Deitada na cama, mirando o relógio
tiquetaqueando sobre a prateleira logo a frente me pego a pensar um
pouco sobre a imensidão de possibilidades que envolvem cada segundo que
move o ponteiro daquele objeto. Mais precisamente, penso sobre timing.
A definição de timing seria mais ou menos como ter o seu momento, cada coisa em seu devido lugar, no seu preciso espaço de tempo. A base do timing
é o livre arbítrio, e como não poderia deixar de ser, cada um tem o seu
e faz dele o que bem entende. E se existe uma coisa na vida que não tem
como moldar é o poder de escolha do outro.Somos feitos de um barro único. Cada pessoa no mundo tem sua carga de
medos, receios e a bagagem mais pesada que existe: expectativas. E o
engraçado disso tudo é que expectativa é uma coisa tão nossa, fruto de
vontades tão individuais que a gente teima em cometer um erro
gravíssimo, que é justamente depositar sobre os ombros alheios desejos
que são muito pessoais. Daí a gente começa a cobrar, exigir, demandar
atitudes que na maioria das vezes o outro simplesmente não está
preparado para corresponder.
Na vida a gente vem por um caminho, o
outro vem por um diferente. Os dois podem ter chegado a uma mesma
trincheira, numa mesma volta do relógio, mas se você veio por um atalho
no bosque e o outro por uma longa estrada no deserto, isso muda
completamente a forma como ambas as partes decidem continuar a
trajetória. Mas entender o tempo do outro e ter paciência suficiente
para esperar aquele momento precioso em que os dois estão pisando com o
mesmo pé, com a mesma força, na areia da mesma praia, é um esforço quase
tão difícil quanto entender que amar alguém não necessariamente implica
em ser amado de volta. A base da compreensão do timing é a mesma do amor: nada na vida é barganha. Não dá pra querer pelo outro.

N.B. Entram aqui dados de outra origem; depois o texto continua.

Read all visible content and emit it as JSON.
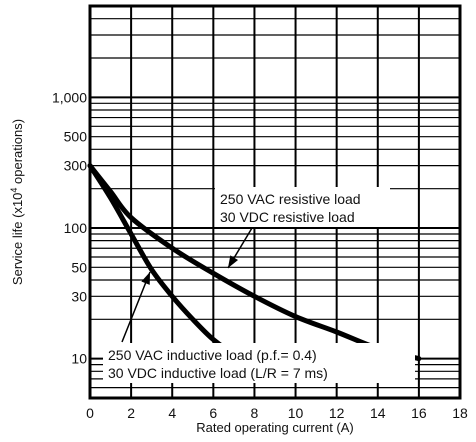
{
  "chart_data": {
    "type": "line",
    "title": "",
    "xlabel": "Rated operating current (A)",
    "ylabel_main": "Service life (x10",
    "ylabel_sup": "4",
    "ylabel_tail": " operations)",
    "xlim": [
      0,
      18
    ],
    "ylim": [
      5,
      5000
    ],
    "y_scale": "log",
    "grid": true,
    "x_ticks": [
      "0",
      "2",
      "4",
      "6",
      "8",
      "10",
      "12",
      "14",
      "16",
      "18"
    ],
    "y_ticks": [
      {
        "value": 10,
        "label": "10"
      },
      {
        "value": 30,
        "label": "30"
      },
      {
        "value": 50,
        "label": "50"
      },
      {
        "value": 100,
        "label": "100"
      },
      {
        "value": 300,
        "label": "300"
      },
      {
        "value": 500,
        "label": "500"
      },
      {
        "value": 1000,
        "label": "1,000"
      }
    ],
    "series": [
      {
        "name": "",
        "x": [
          0,
          1,
          2,
          4,
          6,
          8,
          10,
          12,
          14,
          16
        ],
        "y": [
          300,
          190,
          120,
          70,
          45,
          30,
          21,
          16,
          12,
          10
        ]
      },
      {
        "name": "",
        "x": [
          0,
          1,
          2,
          3,
          4,
          5,
          6,
          7,
          8
        ],
        "y": [
          300,
          170,
          90,
          48,
          30,
          20,
          14,
          11,
          10
        ]
      }
    ],
    "annotations": {
      "resistive": [
        "250 VAC resistive load",
        "30 VDC resistive load"
      ],
      "inductive": [
        "250 VAC inductive load (p.f.= 0.4)",
        "30 VDC inductive load (L/R = 7 ms)"
      ]
    }
  }
}
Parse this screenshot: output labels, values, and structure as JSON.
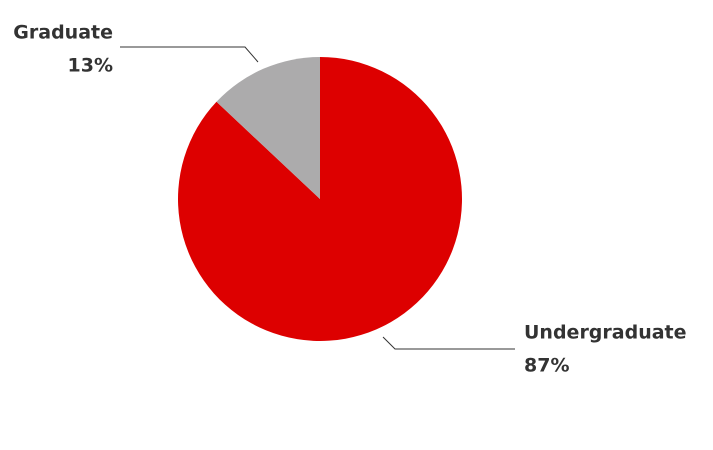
{
  "chart_data": {
    "type": "pie",
    "categories": [
      "Undergraduate",
      "Graduate"
    ],
    "values": [
      87,
      13
    ],
    "value_labels": [
      "87%",
      "13%"
    ],
    "colors": [
      "#dd0000",
      "#acabac"
    ]
  }
}
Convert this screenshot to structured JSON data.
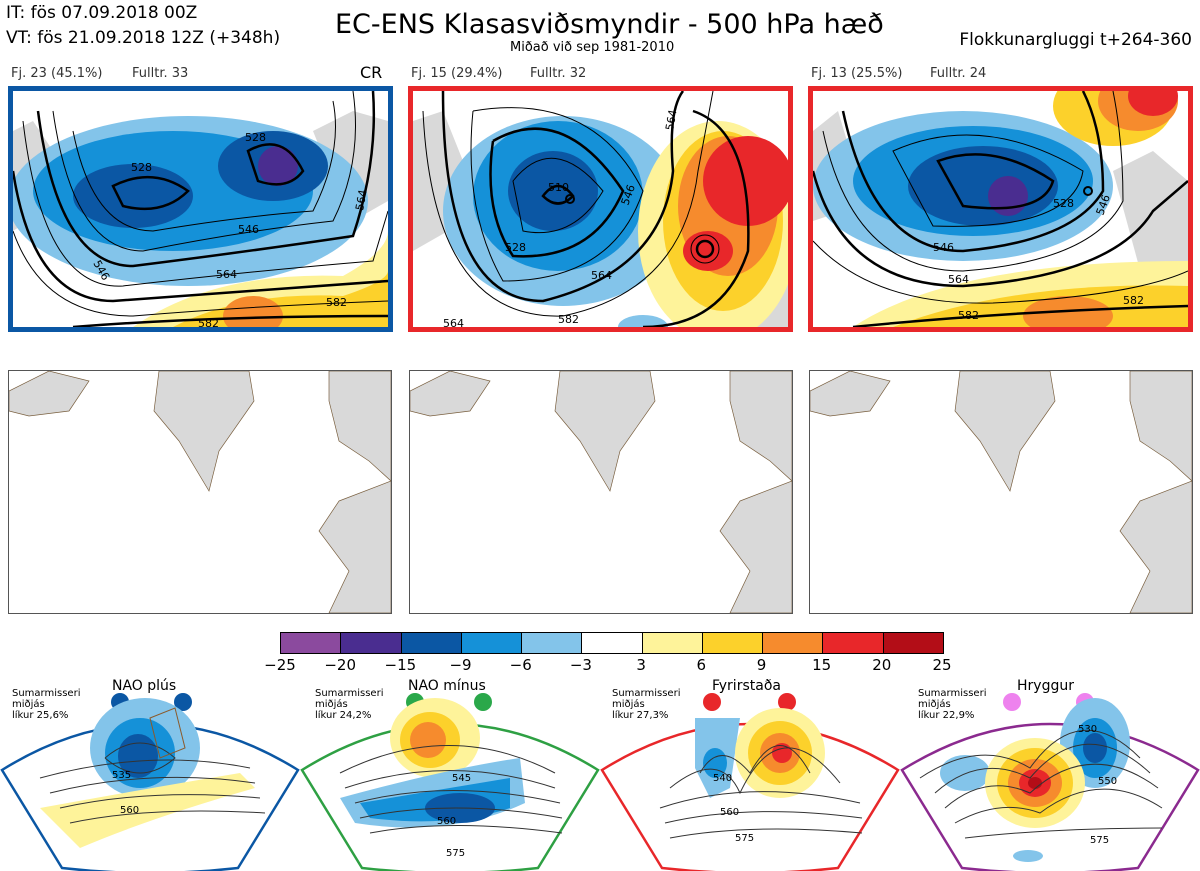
{
  "header": {
    "init_time": "IT: fös 07.09.2018 00Z",
    "valid_time": "VT: fös 21.09.2018 12Z  (+348h)",
    "title": "EC-ENS Klasasviðsmyndir - 500 hPa hæð",
    "subtitle": "Miðað við sep 1981-2010",
    "window": "Flokkunargluggi t+264-360"
  },
  "clusters": [
    {
      "label": "Fj. 23 (45.1%)",
      "rep": "Fulltr. 33",
      "tag": "CR",
      "border": "#0b57a4",
      "contours": [
        "528",
        "528",
        "546",
        "546",
        "564",
        "564",
        "582",
        "582"
      ]
    },
    {
      "label": "Fj. 15 (29.4%)",
      "rep": "Fulltr. 32",
      "tag": "",
      "border": "#e8272a",
      "contours": [
        "510",
        "528",
        "546",
        "564",
        "564",
        "564",
        "582"
      ]
    },
    {
      "label": "Fj. 13 (25.5%)",
      "rep": "Fulltr. 24",
      "tag": "",
      "border": "#e8272a",
      "contours": [
        "528",
        "546",
        "564",
        "546",
        "582",
        "582"
      ]
    }
  ],
  "colorbar": {
    "ticks": [
      "−25",
      "−20",
      "−15",
      "−9",
      "−6",
      "−3",
      "3",
      "6",
      "9",
      "15",
      "20",
      "25"
    ],
    "colors": [
      "#8b4a9e",
      "#4a2d90",
      "#0b57a4",
      "#1591d8",
      "#83c4ea",
      "#ffffff",
      "#fef39a",
      "#fcd12b",
      "#f68b2d",
      "#e8272a",
      "#b30d17"
    ]
  },
  "regimes": [
    {
      "name": "NAO plús",
      "season": "Sumarmisseri",
      "season2": "miðjás",
      "prob": "líkur 25,6%",
      "color": "#0b57a4",
      "dot": "#0b57a4",
      "contours": [
        "535",
        "560"
      ]
    },
    {
      "name": "NAO mínus",
      "season": "Sumarmisseri",
      "season2": "miðjás",
      "prob": "líkur 24,2%",
      "color": "#2ea043",
      "dot": "#2aa84a",
      "contours": [
        "545",
        "560",
        "575"
      ]
    },
    {
      "name": "Fyrirstaða",
      "season": "Sumarmisseri",
      "season2": "miðjás",
      "prob": "líkur 27,3%",
      "color": "#e8272a",
      "dot": "#e8272a",
      "contours": [
        "540",
        "560",
        "575"
      ]
    },
    {
      "name": "Hryggur",
      "season": "Sumarmisseri",
      "season2": "miðjás",
      "prob": "líkur 22,9%",
      "color": "#8b2a8f",
      "dot": "#ee82ee",
      "contours": [
        "530",
        "550",
        "575"
      ]
    }
  ]
}
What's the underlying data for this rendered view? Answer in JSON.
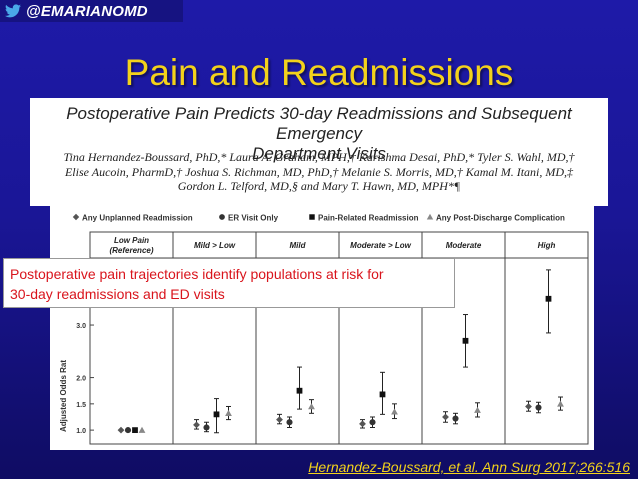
{
  "header": {
    "handle": "@EMARIANOMD",
    "twitter_icon": "twitter-bird-icon"
  },
  "slide": {
    "title": "Pain and Readmissions",
    "citation": "Hernandez-Boussard, et al. Ann Surg 2017;266:516"
  },
  "paper": {
    "title_line1": "Postoperative Pain Predicts 30-day Readmissions and Subsequent Emergency",
    "title_line2": "Department Visits",
    "authors_line1": "Tina Hernandez-Boussard, PhD,* Laura A. Graham, MPH,† Karishma Desai, PhD,* Tyler S. Wahl, MD,†",
    "authors_line2": "Elise Aucoin, PharmD,† Joshua S. Richman, MD, PhD,† Melanie S. Morris, MD,† Kamal M. Itani, MD,‡",
    "authors_line3": "Gordon L. Telford, MD,§ and Mary T. Hawn, MD, MPH*¶"
  },
  "callout": {
    "line1": "Postoperative pain trajectories identify populations at risk for",
    "line2": "30-day readmissions and ED visits"
  },
  "chart_data": {
    "type": "scatter",
    "categories": [
      "Low Pain (Reference)",
      "Mild > Low",
      "Mild",
      "Moderate > Low",
      "Moderate",
      "High"
    ],
    "ylabel": "Adjusted Odds Ratio",
    "ylabel_visible": "Adjusted Odds Rat",
    "yticks": [
      1.0,
      1.5,
      2.0,
      3.0
    ],
    "ylim": [
      0.85,
      4.2
    ],
    "legend_position": "top",
    "series": [
      {
        "name": "Any Unplanned Readmission",
        "marker": "diamond",
        "color": "#555555",
        "values": [
          1.0,
          1.1,
          1.2,
          1.12,
          1.25,
          1.45
        ],
        "lower": [
          1.0,
          1.02,
          1.12,
          1.04,
          1.15,
          1.36
        ],
        "upper": [
          1.0,
          1.2,
          1.3,
          1.2,
          1.35,
          1.55
        ]
      },
      {
        "name": "ER Visit Only",
        "marker": "circle",
        "color": "#333333",
        "values": [
          1.0,
          1.05,
          1.15,
          1.15,
          1.22,
          1.43
        ],
        "lower": [
          1.0,
          0.97,
          1.05,
          1.05,
          1.12,
          1.33
        ],
        "upper": [
          1.0,
          1.15,
          1.25,
          1.25,
          1.32,
          1.53
        ]
      },
      {
        "name": "Pain-Related Readmission",
        "marker": "square",
        "color": "#111111",
        "values": [
          1.0,
          1.3,
          1.75,
          1.68,
          2.7,
          3.5
        ],
        "lower": [
          1.0,
          0.95,
          1.4,
          1.3,
          2.2,
          2.85
        ],
        "upper": [
          1.0,
          1.6,
          2.2,
          2.1,
          3.2,
          4.05
        ]
      },
      {
        "name": "Any Post-Discharge Complication",
        "marker": "triangle",
        "color": "#888888",
        "values": [
          1.0,
          1.32,
          1.45,
          1.35,
          1.38,
          1.5
        ],
        "lower": [
          1.0,
          1.2,
          1.32,
          1.22,
          1.25,
          1.38
        ],
        "upper": [
          1.0,
          1.45,
          1.58,
          1.5,
          1.52,
          1.63
        ]
      }
    ]
  }
}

Então não interessa se vocês namoram há
10 anos, 7 meses, 2 dias e 14 horas. Não interessa se você deixou de ir a
chás de panela para marcar presença em chás de bebê. Não interessa se o
tempo está passando e você sente necessidade de algo mais para preencher o buraco que a
expectativa criou. Se ele/ela ainda não se sente preparado para morar
junto, noivar, casar, ter um filho que seja, nada no mundo será capaz de
fazê-lo mudar de ideia.
A mesma história fica evidente quando a
gente conhece uma pessoa legal que por algum motivo age como um completo
idiota. Acredito firmemente que existe uma grande diferença entre
pessoas sem caráter e pessoas com passado. Infelizmente (ou não) aquela
história de “seu passado te condena” é a mais pura verdade. O que somos
hoje, é fruto e reflexo direto de todas as experiências boas e ruins que
já vivemos na vida. Então não adianta querer um relacionamento sério
com um cara que acabou de terminar um namoro de anos. Ele, assim como
todo mundo, precisa de um tempo para processar certas perdas, recolocar
as roupas velhas no guarda-roupa e abrir as janelas do coração outra
vez. Da mesma forma, não adianta querer convencer uma mocinha que teve
seus sentimentos drasticamente negligenciadospor alguém a se entregar tão prontamente
ao amor novamente. Cada pessoa tem seu próprio tempo de cura, cada um
sabe quando é tempo de dar mais um passo adiante ou quando é hora de
parar e esperar uma brisa mais agradável para proceder com a caminhada. O
seu timing pode não ser o do outro.
Ou a gente aceita, coloca um banquinho
do lado da porta e espera o outro entrar, feliz e satisfeito com isso.
Ou a gente aceita, coloca um banquinho do lado da porta e deixa o outro
sair, igualmente feliz e satisfeito com isso.
Expectativa é bom até o limite em que
ela ultrapassa as gostosas borboletas no estômago para virar
caraminholas na cabeça. Melhor do que ter sonhos com alguém, é saber que
esse alguém tem os mesmos sonhos com você porque ele simplesmente assim
deseja e não por uma mera convenção social.
O relógio sob a prateleira, ruidosamente caminhando pela casa dos segundos, me fez entendeque assim como as pessoas, o ponteiro
tem o tempo certo de correr pelos minutos. Paciência para que os
relógios parados comecem a se mover, para que os ponteiros se afinem,
para que o tiquetaque da vida seja agradavelmente o mesmo. Ou
simplesmente coragem, para abandonar o velho relógio de prateleira e
deixar que o primeiro raiar de sol nos diga quando é hora de acordar.